Spain’s northeastern Catalonia region has declared a drought emergency for Barcelona and the surrounding area, which will now face tighter water restrictions following three years without significant rain.
The step was announced after reservoirs in the Mediterranean region saw their water levels falling to below 16 percent of full capacity.
That is the benchmark set by the authorities for applying a new round of water-saving measures that will affect some six million people.
“Catalonia is suffering the worst drought in the last century.

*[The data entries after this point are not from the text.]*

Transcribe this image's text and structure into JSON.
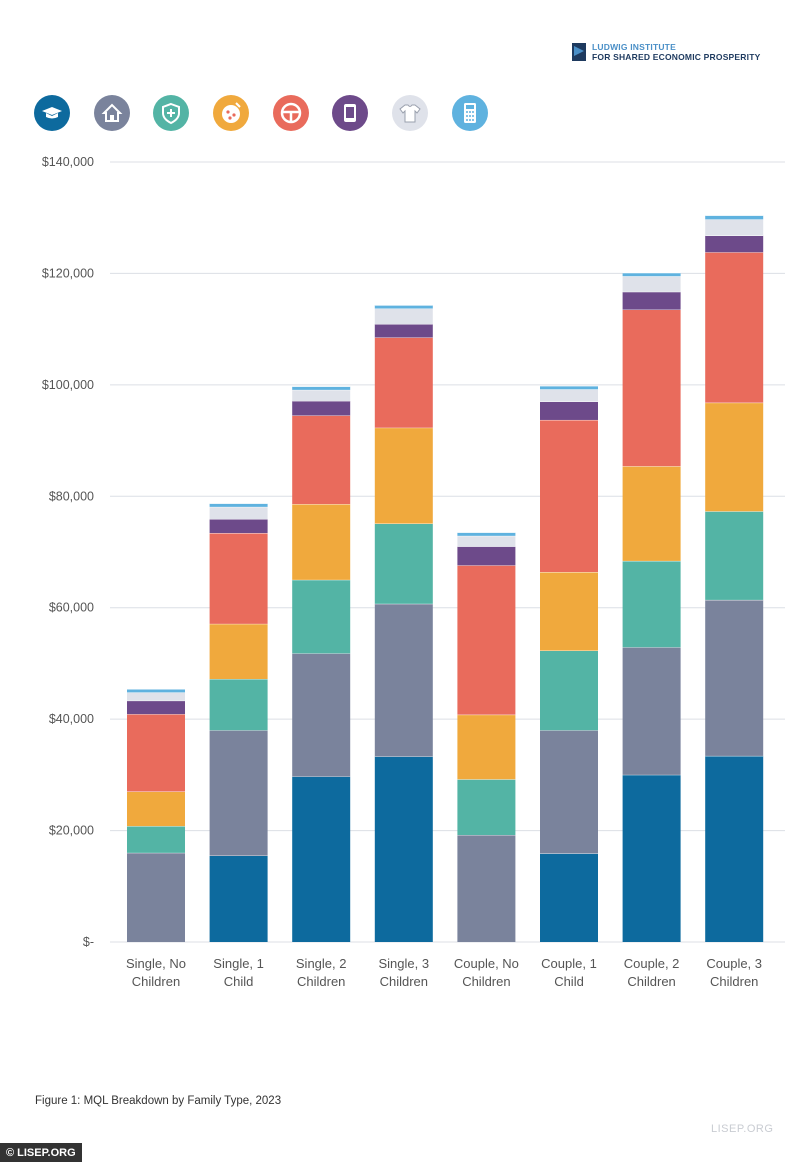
{
  "logo": {
    "line1": "LUDWIG INSTITUTE",
    "line2": "FOR SHARED ECONOMIC PROSPERITY"
  },
  "legend_icons": [
    {
      "name": "graduation-cap-icon",
      "color": "#0d6a9e"
    },
    {
      "name": "house-icon",
      "color": "#7a839c"
    },
    {
      "name": "health-shield-icon",
      "color": "#53b4a5"
    },
    {
      "name": "food-pizza-icon",
      "color": "#f0a93d"
    },
    {
      "name": "steering-wheel-icon",
      "color": "#e96b5c"
    },
    {
      "name": "phone-icon",
      "color": "#6d4a8a"
    },
    {
      "name": "shirt-icon",
      "color": "#dfe2ea"
    },
    {
      "name": "calculator-icon",
      "color": "#5fb2df"
    }
  ],
  "chart_data": {
    "type": "bar",
    "stacked": true,
    "categories": [
      [
        "Single, No",
        "Children"
      ],
      [
        "Single, 1",
        "Child"
      ],
      [
        "Single, 2",
        "Children"
      ],
      [
        "Single, 3",
        "Children"
      ],
      [
        "Couple, No",
        "Children"
      ],
      [
        "Couple, 1",
        "Child"
      ],
      [
        "Couple, 2",
        "Children"
      ],
      [
        "Couple, 3",
        "Children"
      ]
    ],
    "series": [
      {
        "color": "#0d6a9e",
        "values": [
          0,
          15500,
          29700,
          33300,
          0,
          15900,
          30000,
          33400
        ]
      },
      {
        "color": "#7a839c",
        "values": [
          16000,
          22500,
          22100,
          27400,
          19200,
          22100,
          22900,
          28000
        ]
      },
      {
        "color": "#53b4a5",
        "values": [
          4800,
          9200,
          13200,
          14400,
          10000,
          14300,
          15500,
          15900
        ]
      },
      {
        "color": "#f0a93d",
        "values": [
          6200,
          9900,
          13600,
          17200,
          11600,
          14100,
          17000,
          19500
        ]
      },
      {
        "color": "#e96b5c",
        "values": [
          13900,
          16300,
          15900,
          16200,
          26800,
          27300,
          28100,
          27000
        ]
      },
      {
        "color": "#6d4a8a",
        "values": [
          2400,
          2500,
          2600,
          2400,
          3400,
          3300,
          3200,
          3000
        ]
      },
      {
        "color": "#dfe2ea",
        "values": [
          1500,
          2200,
          2000,
          2800,
          1900,
          2200,
          2800,
          2900
        ]
      },
      {
        "color": "#5fb2df",
        "values": [
          600,
          600,
          600,
          600,
          600,
          600,
          600,
          700
        ]
      }
    ],
    "yticks": [
      "$140,000",
      "$120,000",
      "$100,000",
      "$80,000",
      "$60,000",
      "$40,000",
      "$20,000",
      "$-"
    ],
    "ylim": [
      0,
      140000
    ],
    "grid": true
  },
  "caption": "Figure 1: MQL Breakdown by Family Type, 2023",
  "site": "LISEP.ORG",
  "watermark": "© LISEP.ORG"
}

We have never faced such a long and intense drought since rainfall records began,” head of the regional government of Catalonia, Pere Aragones told a news conference.
The rainwater levels in some reservoirs in Catalonia, whose capital Barcelona is Spain’s second-largest city, are so low that old constructions like bridges and a church bell tower have resurfaced.
The emergency measure aims to lower the daily amount of water households and local councils are allowed to use from 210 to 200 litres per person.
If the drought worsens, the limit could be lowered to 180 litres, and then 160 litres.
The water use restrictions will apply to Barcelona and over 200 surrounding local councils from tomorrow.
They include a ban on filling private swimming pools and washing cars unless it is with recycled water.
Public gardens can only be irrigated with groundwater.
If the drought persists, even tighter restrictions will be introduced, such as closing showers in gyms and totally banning watering in public parks.
Hotels are preparing to use seawater in their pools and adapting toilets, so they use less water to flush.
Farms and industries will face greater cuts.
The emergency declaration aims to cut the amount of water used for irrigating crops by 80%, twice as stringent as the 40% reduction introduced in November.
Industries must cut water use by 25%, up from 15%.
Rainfall has been lower than the average in Catalonia for the past three years.
The drought has lasted more than twice as long as the previous dry spell of 2008, the regional government said.
The lack of rainfall “has been going on for a very long time,” Xavier Sanchez Vila, head of the civil and environmental engineering department at the Polytechnic University of Catalonia, told AFP.
“If it goes on for another year, the situation will be catastrophic.”
The southern region of Andalusia is also struggling with a severe drought, with regional authorities warning water use restrictions will be needed in cities like Seville and Malaga in the summer if the lack of rain persists.
Both regions, which are Spain’s two most populous, are preparing to import fresh water by boat if needed, an expensive option which officials admit would not make up for the lack of rain.
“We need 30 days of rain” in a row, the head of the regional government of Andalusia, Juan Manuel Moreno, said recently.
“Not drizzle but real rain.”
Several heatwaves recorded in Spain and wider Europe last summer worsened the shortage because more water evaporated from reservoirs and consumers used more to keep cool.
In 2024, temperatures rose to nearly 30 degrees in some regions in January, a heat level usually seen in June.
Experts say climate change driven by human activity is boosting the intensity and frequency of extreme weather events, such as heatwaves, droughts and wildfires.
Catalonia has built desalination plants and adopted other measures but experts say it is crucial to improve the use of both wastewater and groundwater resources.